Il y a justement que Boko Haram continue de contrôler de nombreuses localités dont certaines proches du Cameroun. Le cessez-le-feu va-t-il organiser tout cela pour que l’on puisse espérer un retour à la normale dans les prochains jours ?
Boko Haram contrôle 25 villes dans le Nord Est du Nigeria, dont 10 dans l’Etat de Yobe, 10 dans l’Etat de Borno et les 5 autres dans l’Etat de l’Adamawa. Le Nigeria a perdu totalement le contrôle des localités frontalières au Nord-Est. Ainsi, le Cameroun fait face au califat auto-proclamé de Boko Haram car  les localités nigérianes de Saguir (dans le lac Tchad), Wulgo (en face de Sakme), Gambaru (en face de Fotokol) Sigal (en face d’Afade) kalagubdo (en face de Waza), Banki (en face de Limani), Kerawa (en face de Kerawa-Cameroun), Ashigashia(en face de Ashigashia-Cameroun), Vizik (en face de Dabang) sont contrôlées par Boko Haram. C’est dire qu’à ce niveau, l’armée camerounaise fait directement face à cette horde de barbares. Il faut relever que Madagali (8 km de la frontière) et Gwoza (15 km) sont aussi contrôlée par Boko Haram. Il est tout aussi important de relever que Gambaru, Banki, Kearawxa et Ashigashia étaient des camps militaires nigérians dont Boko Haram a aujourd’hui pris le contrôle. La conséquence du cessez-le-feu pour le Cameroun est donc un risque plus accru d’enlèvements, de tentative d’occupations de postes frontaliers. Il est possible que les combats baissent en intensité mais au mieux, le grand banditisme va exploser car les bandits disposeraient alors de moyens plus sophistiqués.

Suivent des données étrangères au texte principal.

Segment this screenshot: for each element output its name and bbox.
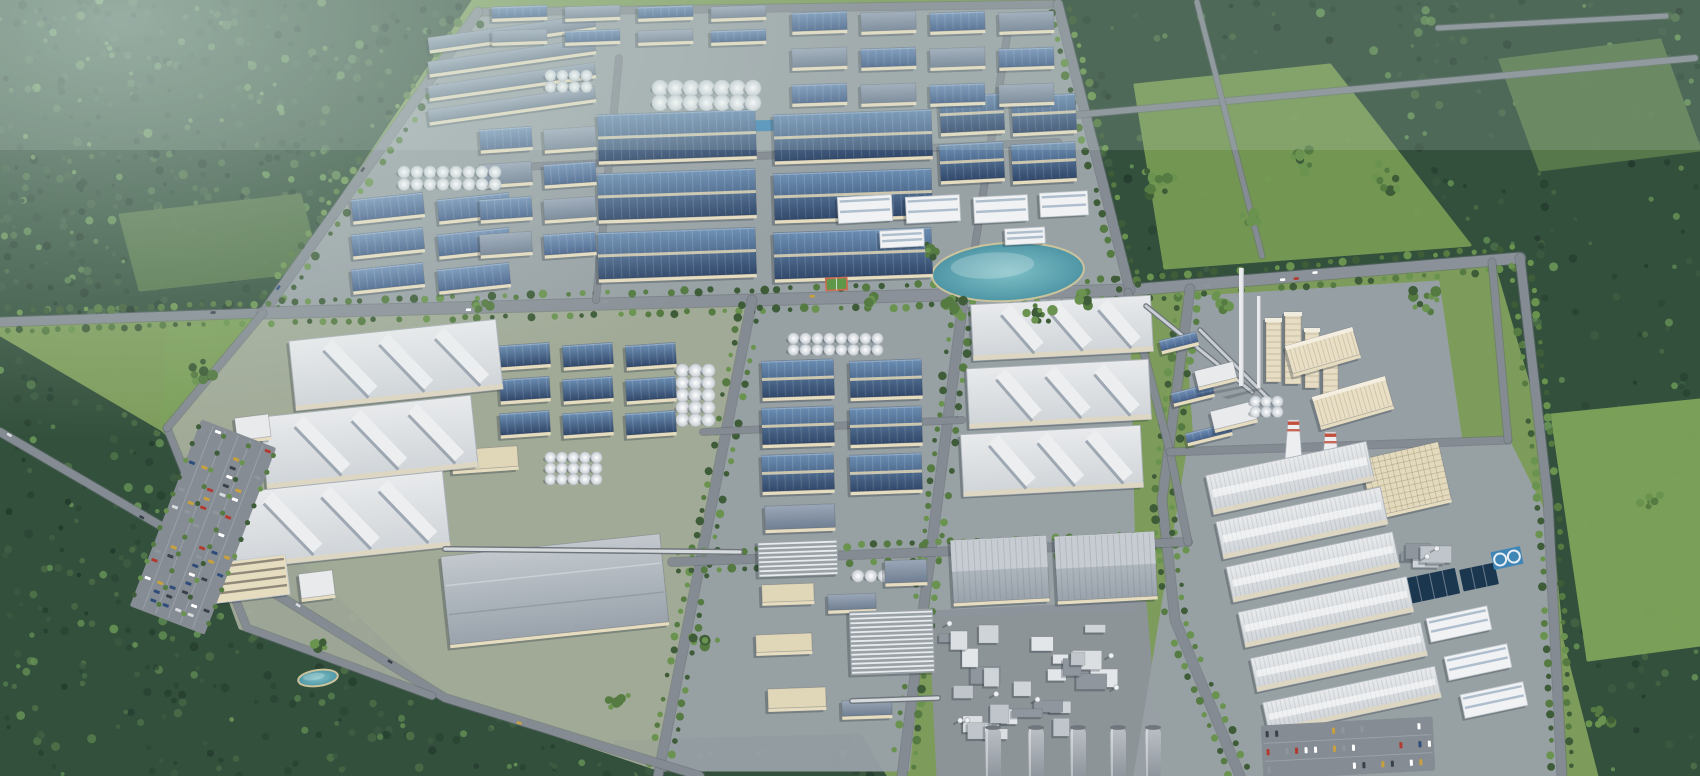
- storage-tank: [676, 401, 689, 414]
- midwest-halls-0-2: [622, 342, 677, 373]
- haze-top: [0, 0, 1700, 150]
- tree: [1162, 173, 1173, 184]
- tree: [864, 298, 874, 308]
- parked-car: [1419, 759, 1422, 765]
- east-grayshed-2: [1051, 531, 1158, 606]
- pipe-rack-plant: [852, 698, 938, 701]
- process-unit: [951, 631, 968, 650]
- tree: [1434, 297, 1439, 302]
- parked-car: [1418, 741, 1421, 747]
- tree: [958, 296, 968, 306]
- tree: [319, 639, 327, 647]
- tree: [1155, 175, 1163, 183]
- process-unit: [1076, 674, 1107, 690]
- storage-tank: [1272, 396, 1283, 407]
- parked-car: [1417, 723, 1420, 729]
- storage-tank: [800, 333, 811, 344]
- central-halls-0-0: [758, 359, 834, 404]
- central-halls-1-0: [758, 406, 834, 451]
- tree: [626, 693, 631, 698]
- central-beige-1: [759, 583, 815, 608]
- tree: [1239, 212, 1245, 218]
- storage-tank: [689, 389, 702, 402]
- industrial-park-aerial-rendering: [0, 0, 1700, 776]
- central-halls-1-1: [846, 406, 922, 451]
- tree: [1211, 293, 1219, 301]
- tree: [608, 704, 613, 709]
- storage-tank: [580, 452, 591, 463]
- storage-tank: [676, 376, 689, 389]
- storage-tank: [591, 463, 602, 474]
- small-stack: [965, 718, 970, 723]
- office-small-2: [1002, 227, 1046, 247]
- process-unit: [953, 686, 973, 699]
- storage-tank: [812, 344, 823, 355]
- basketball-court: [826, 277, 848, 290]
- tree: [1047, 305, 1057, 315]
- tree: [1144, 168, 1150, 174]
- parked-car: [1275, 731, 1278, 737]
- tree: [1022, 309, 1030, 317]
- central-beige-2: [753, 633, 813, 658]
- tree: [1380, 184, 1387, 191]
- tree: [310, 640, 319, 649]
- parked-car: [1428, 741, 1431, 747]
- central-hall-south: [762, 504, 836, 536]
- tree: [1291, 154, 1297, 160]
- east-warehouse-3: [958, 425, 1144, 498]
- process-unit: [1085, 625, 1106, 633]
- parked-car: [1341, 727, 1344, 733]
- storage-tank: [702, 413, 715, 426]
- storage-tank: [1261, 406, 1272, 417]
- tree: [1375, 160, 1383, 168]
- cement-silos: [1248, 396, 1283, 417]
- small-stack: [1035, 697, 1040, 702]
- parked-car: [1332, 728, 1335, 734]
- tree: [617, 694, 626, 703]
- tree: [1636, 499, 1644, 507]
- storage-tank: [788, 344, 799, 355]
- solar-rows-plant: [846, 609, 935, 678]
- parked-car: [1360, 726, 1363, 732]
- west-small-white: [295, 570, 335, 604]
- office-row-lakeside-0: [834, 195, 892, 226]
- silos-midwest: [543, 452, 602, 485]
- tree: [1033, 307, 1038, 312]
- tree: [1585, 720, 1592, 727]
- midwest-halls-2-2: [622, 410, 677, 441]
- pipe-rack-west: [445, 549, 740, 552]
- storage-tank: [557, 452, 568, 463]
- tree: [715, 638, 720, 643]
- east-grayshed-1: [947, 536, 1049, 609]
- office-row-lakeside-1: [902, 195, 960, 226]
- central-beige-3: [765, 687, 827, 714]
- storage-tank: [1272, 406, 1283, 417]
- tree: [925, 248, 930, 253]
- scene-canvas: [0, 0, 1700, 776]
- tree: [1595, 721, 1602, 728]
- storage-tank: [591, 474, 602, 485]
- midwest-halls-1-1: [559, 376, 614, 407]
- central-halls-2-1: [846, 453, 922, 498]
- parked-car: [1399, 742, 1402, 748]
- parked-car: [1391, 761, 1394, 767]
- parked-car: [1295, 748, 1298, 754]
- storage-tank: [676, 389, 689, 402]
- tree: [1607, 716, 1615, 724]
- tree: [1162, 188, 1168, 194]
- storage-tank: [545, 463, 556, 474]
- tree: [1384, 168, 1389, 173]
- tree: [1376, 178, 1383, 185]
- se-parking-lot: [1261, 717, 1436, 776]
- storage-tank: [800, 344, 811, 355]
- small-stack: [1425, 554, 1430, 559]
- midwest-halls-1-2: [622, 376, 677, 407]
- storage-tank: [865, 570, 877, 582]
- tree: [1600, 715, 1606, 721]
- process-unit: [979, 625, 999, 643]
- storage-tank: [702, 401, 715, 414]
- small-stack: [1434, 546, 1439, 551]
- process-unit: [1031, 637, 1053, 651]
- tree: [1221, 299, 1227, 305]
- parked-car: [1410, 760, 1413, 766]
- central-halls-0-1: [846, 359, 922, 404]
- storage-tank: [568, 452, 579, 463]
- parked-car: [1333, 746, 1336, 752]
- storage-tank: [836, 333, 847, 344]
- tree: [1430, 286, 1441, 297]
- storage-tank: [557, 474, 568, 485]
- parked-car: [1342, 745, 1345, 751]
- tree: [1591, 707, 1597, 713]
- storage-tank: [568, 463, 579, 474]
- storage-tank: [872, 344, 883, 355]
- tree: [1031, 316, 1038, 323]
- process-unit: [1014, 681, 1031, 696]
- storage-tank: [568, 474, 579, 485]
- tree: [1146, 184, 1156, 194]
- storage-tank: [824, 344, 835, 355]
- tree: [1307, 162, 1313, 168]
- tree: [957, 312, 966, 321]
- small-stack: [994, 691, 999, 696]
- storage-tank: [1250, 406, 1261, 417]
- east-warehouse-1: [968, 295, 1154, 362]
- tree: [1595, 712, 1601, 718]
- parked-car: [1362, 762, 1365, 768]
- storage-tank: [836, 344, 847, 355]
- tree: [949, 303, 960, 314]
- tree: [1422, 304, 1430, 312]
- tree: [702, 637, 708, 643]
- storage-tank: [860, 333, 871, 344]
- storage-tank: [860, 344, 871, 355]
- parked-car: [1353, 763, 1356, 769]
- storage-tank: [702, 376, 715, 389]
- small-stack: [1114, 685, 1119, 690]
- process-unit: [1071, 652, 1085, 665]
- tree: [1254, 218, 1262, 226]
- storage-tank: [676, 364, 689, 377]
- tree: [1656, 491, 1664, 499]
- parked-car: [1352, 745, 1355, 751]
- tree: [1296, 153, 1304, 161]
- parked-car: [1381, 761, 1384, 767]
- central-halls-2-0: [758, 453, 834, 498]
- banded-stack-1-shell: [1285, 420, 1302, 460]
- midwest-halls-2-0: [496, 410, 551, 441]
- tree: [1393, 185, 1400, 192]
- storage-tank: [580, 463, 591, 474]
- se-parking-lot-asphalt: [1261, 717, 1436, 776]
- preheater-tower-1: [1263, 318, 1282, 384]
- parked-car: [1304, 747, 1307, 753]
- storage-tank: [689, 364, 702, 377]
- parked-car: [1285, 748, 1288, 754]
- parked-car: [1267, 767, 1270, 773]
- storage-tank: [812, 333, 823, 344]
- storage-tank: [545, 474, 556, 485]
- tree: [1075, 295, 1084, 304]
- tree: [1046, 319, 1051, 324]
- parked-car: [1266, 749, 1269, 755]
- storage-tank: [689, 376, 702, 389]
- tree: [1417, 301, 1423, 307]
- plant-office-west: [882, 559, 928, 589]
- storage-tank: [676, 413, 689, 426]
- parked-car: [1266, 731, 1269, 737]
- tree: [1033, 303, 1038, 308]
- storage-tank: [702, 364, 715, 377]
- east-warehouse-2: [964, 359, 1152, 431]
- tree: [1392, 175, 1400, 183]
- tree: [1651, 498, 1659, 506]
- storage-tank: [852, 570, 864, 582]
- tree: [1408, 286, 1418, 296]
- storage-tank: [788, 333, 799, 344]
- tree: [1224, 305, 1229, 310]
- process-unit: [990, 704, 1009, 723]
- silo-group-central: [674, 364, 715, 426]
- tree: [689, 634, 698, 643]
- storage-tank: [580, 474, 591, 485]
- small-stack: [947, 621, 952, 626]
- tree: [1037, 308, 1042, 313]
- process-unit: [1012, 709, 1043, 717]
- office-small-1: [877, 229, 925, 250]
- office-row-lakeside-2: [970, 195, 1028, 226]
- storage-tank: [689, 413, 702, 426]
- storage-tank: [872, 333, 883, 344]
- storage-tank: [824, 333, 835, 344]
- greenhouse-rows: [754, 539, 838, 580]
- storage-tank: [1250, 396, 1261, 407]
- midwest-halls-2-1: [559, 410, 614, 441]
- tree: [1413, 305, 1418, 310]
- office-lakeside-e: [1036, 191, 1088, 220]
- storage-tank: [848, 333, 859, 344]
- storage-tank: [848, 344, 859, 355]
- storage-tank: [1261, 396, 1272, 407]
- storage-tank: [689, 401, 702, 414]
- process-unit: [984, 668, 999, 687]
- parked-car: [1314, 747, 1317, 753]
- storage-tank: [702, 389, 715, 402]
- process-unit: [1053, 718, 1069, 736]
- storage-tank: [557, 463, 568, 474]
- storage-tank: [591, 452, 602, 463]
- storage-tank: [545, 452, 556, 463]
- small-stack: [1109, 653, 1114, 658]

La route Mora-Kousseri deviendrait très vulnérable.

Quelles marges reste-t-il alors au Cameroun dans ce cas ?
Ce cessez-le-feu tombe mal. Avec le retour de la saison sèche, le fleuve El Beïd qui sert de frontière et d’obstacle naturel aux projections de Boko Haram en territoire camerounais va s’assécher, toute chose qui génèrera de sérieuses contraintes pour nos forces de défense et de sécurité. Il est donc urgent d’identifier et barrer très rapidement les voies pouvant être utilisées par les engins de l’ennemi, et intégrer tout cela dans le plan de combat. Il faut, en plus, renforcer les moyens des projections et les moyens de feu. Dans ce contexte, et au vu du bilan élogieux de nos forces de défense et de sécurité, il nous semble que la priorité doit être donnée au renfort en armes et munitions, car le rapport de force en feu, notamment en feu anti-personnel et en feu anti-char, sera déterminant pour l’issue de cette guerre contre Boko Haram. Dans le même ordre d’idées, il est urgent de rendre utile la 3e dimension. Il est question que l’armée de l’air procède à des frappes aériennes stratégiques pour anéantir l’ennemi. Il est important, si ce n’est pas encore le cas,  de renforcer le renseignement prévisionnel et la prospective et anticiper dans les combats. Il faut envisager, en dernier lieu, et au cas la suite des évènements nous l’impose, des combats offensifs. L’état des routes du théâtre des opérations est une contrainte importante dans cette lutte contre Boko Haram et qu’il va falloir régler. La défense n’est pas l’affaire des seuls militaires, c’est connu de tous. Dans un contexte de guerre, tous les départements ministériels doivent contribuer à l’édification de la défense. Le ministère des travaux publics devrait par exemple devrait aider à la mobilité et à la contre-mobilité, celui des affaires sociales, à la prise en charge des déplacés, bref, il doit s’agir d’une défense globale.